Anti-Pattern: “Excellent Communication Skills”
Exactly as it sounds. Listing “Excellent communication skills” on your resume is a great way of expressing the exact opposite.
Example:
- Excellent communication skills
Improvement:
Lead and moderated an ongoing series of platform improvement meetings in order to regularly pay off technical debt. I introduced a code of conduct to these meetings to try and prevent blame/shame and ensure all team members got an equal say in recognizing and proposing solutions for technical debt.
Anti-Pattern: Vague Mentorship
Failing to explain how or why you mentored coworkers.
Example:
Mentored interns
Improvement:
Expanded our engineering internship program by reaching out to my alma mater for qualified applicants.
Improvement:
Spent 5 hours weekly bringing a computer science undergraduate up to speed on JavaScript best practices during her last semester. Hired as a full-time employee after graduation.
Improvement:
Created a weekly engineering book club after coworkers on other teams expressed an interest in learning Ruby. Scheduled readings and provided and reviewed learning exercises.
Culture Fit
In the same vein as the soft skills category, expressing your style of work and interaction with your coworkers can give a potential employer valuable information on where and how you can fit into the team. Good managers recognize that successful teams are composed of disparate personalities and dispositions, and expressing your preferences and style of work can help you land in a team where you can thrive.

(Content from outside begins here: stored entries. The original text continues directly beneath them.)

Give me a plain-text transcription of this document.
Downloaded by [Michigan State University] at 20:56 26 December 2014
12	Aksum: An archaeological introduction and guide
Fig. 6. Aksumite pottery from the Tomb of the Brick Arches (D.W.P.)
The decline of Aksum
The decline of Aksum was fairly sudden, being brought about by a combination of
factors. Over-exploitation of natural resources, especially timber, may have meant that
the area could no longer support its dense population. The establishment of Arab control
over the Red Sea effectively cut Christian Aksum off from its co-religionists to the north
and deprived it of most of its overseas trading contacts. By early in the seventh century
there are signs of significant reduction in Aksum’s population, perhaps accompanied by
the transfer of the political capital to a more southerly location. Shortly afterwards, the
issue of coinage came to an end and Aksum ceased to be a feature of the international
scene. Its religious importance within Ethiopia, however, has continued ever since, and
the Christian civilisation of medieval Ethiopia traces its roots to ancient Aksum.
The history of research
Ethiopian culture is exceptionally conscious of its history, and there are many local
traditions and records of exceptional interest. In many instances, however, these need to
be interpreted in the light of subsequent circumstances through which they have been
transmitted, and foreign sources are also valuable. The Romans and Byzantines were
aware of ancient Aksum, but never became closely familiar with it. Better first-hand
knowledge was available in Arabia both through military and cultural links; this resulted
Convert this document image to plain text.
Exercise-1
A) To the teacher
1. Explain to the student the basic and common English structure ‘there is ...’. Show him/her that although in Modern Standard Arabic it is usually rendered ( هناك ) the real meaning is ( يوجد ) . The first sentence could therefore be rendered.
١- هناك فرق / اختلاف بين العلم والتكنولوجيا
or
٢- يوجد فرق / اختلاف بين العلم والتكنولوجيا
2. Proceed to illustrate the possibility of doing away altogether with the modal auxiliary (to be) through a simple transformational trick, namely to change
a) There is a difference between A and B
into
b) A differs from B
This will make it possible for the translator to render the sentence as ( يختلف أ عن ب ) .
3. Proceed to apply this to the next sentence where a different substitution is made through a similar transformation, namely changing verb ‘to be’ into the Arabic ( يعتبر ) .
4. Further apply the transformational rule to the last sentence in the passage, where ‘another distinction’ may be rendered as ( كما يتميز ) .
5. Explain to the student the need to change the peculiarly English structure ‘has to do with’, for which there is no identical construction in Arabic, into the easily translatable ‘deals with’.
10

Anti-Pattern: Saying Nothing
Most resumes say nothing about an applicant’s preferences toward team structure and organization or disposition.
Improvement:
I thrive in highly collaborative environments and prefer to pair program whenever possible. I also enjoy participating in thoughtful planning sessions around architecture and system design. I’m happy to work with product managers to clarify requirements, but prefer not to be heavily involved in the initial product brainstorming/development cycles.
Improvement:
I especially prefer working at early stage startups because of the opportunity to take on a “product engineer” role. I enjoy collaborating with product and design team members to research, brainstorm, and prototype features before finally implementing them.
Improvement:
I work most effectively as an individual contributor. I have no problem collaborating with my teammates on feature design or bugs, but as a natural introvert, I’m most productive coding solo.
All of these recommendations can be boiled down to a single piece of advice: communicate more about yourself. The more information a hiring manager has about your experience, interests, personality, and value, the better likelihood you have of getting called in for an interview.
One last piece of advice: there’s an unspoken rule that resumes should never be longer than a single page. It’s important to be clear and concise on your resume, but don’t do so at your own expense. If you’re so wonderful and accomplished that your resume spills out onto a second page, more power to you!